If eternal sunshine feels slight, that’s probably by design. It’s a choice, for instance, to make a whole album with no big-name guests. The only featured appearance on the record goes to Grande’s grandmother, who shows up at the end to dispense wisdom about how love should make you feel. The tracks on this album do not herald themselves as events. She’s not making highlight-of-the-night songs, songs that will fuck your life up you hear them at just the right point of inebriation. That’s not the job anymore.

There’s a song on eternal sunshine called “the boy is mine.” It’s supposedly inspired by Brandy and Monica’s monstrously popular 1998 duet, even if it doesn’t really sample or interpolate that song. Grande is the only voice on “the boy is mine,” and it’s a meditation on the unexpected places that life takes you. There’s some light taunting, maybe, but it fits the whole take-your-man concept into a general self-actualization narrative. The original “Boy Is Mine,” meanwhile, was inspired by a Jerry Springer episode, and it was sung by two teenage stars who actively hated each other. The boy wasn’t real, but that didn’t matter. The frisson was there.

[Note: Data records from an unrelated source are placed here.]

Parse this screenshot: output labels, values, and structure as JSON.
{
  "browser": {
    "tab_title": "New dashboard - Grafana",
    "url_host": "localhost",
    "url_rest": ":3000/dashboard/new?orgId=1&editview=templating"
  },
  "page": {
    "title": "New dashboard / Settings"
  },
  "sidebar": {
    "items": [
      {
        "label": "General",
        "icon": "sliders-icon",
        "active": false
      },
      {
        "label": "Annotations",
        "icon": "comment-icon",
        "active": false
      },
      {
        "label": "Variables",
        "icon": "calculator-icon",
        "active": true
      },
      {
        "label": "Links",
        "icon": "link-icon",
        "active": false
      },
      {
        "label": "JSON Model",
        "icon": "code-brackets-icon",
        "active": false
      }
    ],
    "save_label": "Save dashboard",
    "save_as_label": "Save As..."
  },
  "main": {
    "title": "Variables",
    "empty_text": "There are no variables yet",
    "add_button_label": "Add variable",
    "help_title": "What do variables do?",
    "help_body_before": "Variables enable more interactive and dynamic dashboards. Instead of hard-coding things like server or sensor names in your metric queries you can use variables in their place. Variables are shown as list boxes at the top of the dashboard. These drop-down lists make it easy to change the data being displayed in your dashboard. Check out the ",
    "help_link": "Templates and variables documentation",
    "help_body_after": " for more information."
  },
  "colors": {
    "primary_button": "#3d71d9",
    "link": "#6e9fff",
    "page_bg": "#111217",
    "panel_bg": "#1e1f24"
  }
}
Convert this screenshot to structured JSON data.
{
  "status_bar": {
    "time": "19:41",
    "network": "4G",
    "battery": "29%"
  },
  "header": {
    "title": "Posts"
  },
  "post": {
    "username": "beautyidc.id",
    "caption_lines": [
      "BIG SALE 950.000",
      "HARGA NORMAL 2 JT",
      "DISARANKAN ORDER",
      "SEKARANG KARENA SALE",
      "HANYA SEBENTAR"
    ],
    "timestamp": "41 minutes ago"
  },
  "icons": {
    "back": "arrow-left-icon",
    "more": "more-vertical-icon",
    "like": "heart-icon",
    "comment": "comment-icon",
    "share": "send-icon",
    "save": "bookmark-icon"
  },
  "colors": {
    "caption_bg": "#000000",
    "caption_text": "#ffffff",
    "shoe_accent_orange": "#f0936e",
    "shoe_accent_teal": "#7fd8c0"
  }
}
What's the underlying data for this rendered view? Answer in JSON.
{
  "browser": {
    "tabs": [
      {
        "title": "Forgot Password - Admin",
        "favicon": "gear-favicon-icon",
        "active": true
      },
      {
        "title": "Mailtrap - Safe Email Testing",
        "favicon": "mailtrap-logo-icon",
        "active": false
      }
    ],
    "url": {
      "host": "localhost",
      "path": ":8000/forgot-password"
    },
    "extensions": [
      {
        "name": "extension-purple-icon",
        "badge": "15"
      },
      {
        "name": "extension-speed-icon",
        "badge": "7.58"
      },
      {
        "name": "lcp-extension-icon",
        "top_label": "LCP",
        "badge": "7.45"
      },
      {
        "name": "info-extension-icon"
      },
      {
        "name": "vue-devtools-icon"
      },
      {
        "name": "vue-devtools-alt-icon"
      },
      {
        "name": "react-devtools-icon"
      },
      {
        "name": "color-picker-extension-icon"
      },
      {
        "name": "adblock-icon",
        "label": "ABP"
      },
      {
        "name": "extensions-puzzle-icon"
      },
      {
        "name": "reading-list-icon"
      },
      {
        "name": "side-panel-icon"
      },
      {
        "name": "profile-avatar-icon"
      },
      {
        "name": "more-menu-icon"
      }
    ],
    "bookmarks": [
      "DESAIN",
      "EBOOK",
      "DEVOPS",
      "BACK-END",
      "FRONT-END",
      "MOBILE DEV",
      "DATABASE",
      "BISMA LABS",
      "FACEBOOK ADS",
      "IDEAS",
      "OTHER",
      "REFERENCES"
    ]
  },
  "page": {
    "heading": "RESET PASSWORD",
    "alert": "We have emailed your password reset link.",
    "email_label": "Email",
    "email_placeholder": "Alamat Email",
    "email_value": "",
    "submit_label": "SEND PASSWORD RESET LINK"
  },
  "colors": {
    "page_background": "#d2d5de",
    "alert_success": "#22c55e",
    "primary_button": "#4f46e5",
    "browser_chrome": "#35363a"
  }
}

There are so many pretty moments on eternal sunshine. It’s such a pleasant record, such an easy way to spend 35 minutes. I’m hearing it for the first time today, but I could see these songs sticking around. Maybe it’ll be the record I put on when I’m washing dishes a couple of weeks from now. Maybe I’ll use it to unwind after a long day. But the songs on eternal sunshine don’t have that give-and-take, that energetic charge. They’re too internal for that, and that internality is what prevents eternal sunshine from becoming great pop music. Grande’s not really singing to us anymore. She assumes that we know everything she’s got going on, and she’s letting us listen while she sings to herself.

eternal sunshine is out now on Republic.